Her father has taken up work as Mr. Brown’s assistant, and apparen tly keeps a close watch over his now famous daughter.
Talk about “turning a lemon of an experience into lemonade!”
Shot in the head, in a crime the whole world watched and grieved over, this little girl has not only recovered but has risen from the ashes of her life like a veritable Phoenix of hope, promise, aspiration and more importantly tolerance.
“I forgive the Talib who shot me,” is one of the lines she delivered to both media and some 500 children from around the globe invited to the UN to hear her speak.
Of course, there has been no word of the fate of the Talib who actually pulled the trigger that fired the bullet thatchanged her life forever.
Hatred of young girls enrolled in school can only be attributed to the most profound fear,jealousy and religious perversion. And if the world were to take up her plea to provide free compulsory education for all of those 57 million children starved of a legitimate education, instead of pouring billions of dollars into military combat with the Taliban, an effort that has the prospect of never really ending and never really turning Afghanistan into a self-sufficient country, the results would, we all know, be far more penetrating and corrosive of the Taliban’s position, ideology and faith, not to mention the human resource that would be generated to provide governance for that country and all other countries where children live without benefit of a free and compulsory education.
While Malala was speaking in New York, in a Florida city a court was in session hearing evidence in the trial of George Zimmerman, the shooter of Trayvon Martin, the black teen who allegedly was stalked by Zimmerman, the wannabe cop, armed and determined to clean up his neighbourhood of all these “punks” who get away with everything.
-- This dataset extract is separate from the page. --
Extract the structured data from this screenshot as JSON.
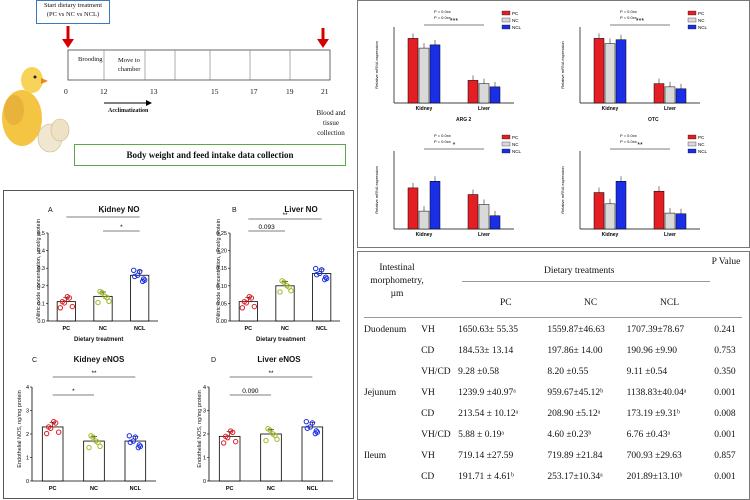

And the verdict, rendered late Friday evening, “not guilty” could conceivably be attributed to a Florida that permits one to use a firearm if and when one considers oneself in danger. Was this another already historic incident born on the wings of a culture gone off the rails with racism bigotry and the abuse of power?
The protests, mostly peaceful, across the U.S. over the weekend, would seem to suggest that many believe that justice was not fulfilled in the decision rendered by the jury. Whether or not the Justice Department proceeds with charges of racism in the case, against Zimmerman, or the family of Trayvon Martin pursues a civil action against him, the spectre of racism hangs over the most economically advanced country on the planet.
And one has to pause to reflect on just how far the U.S. has advanced beyond the Taliban, at least as represented in the two cases that collide to provide headlines over the weekend.
Children making headlines, because of the hatred and bigotry of adults, does not make “good reading” or a healthy atmosphere for a July Monday morning breakfast.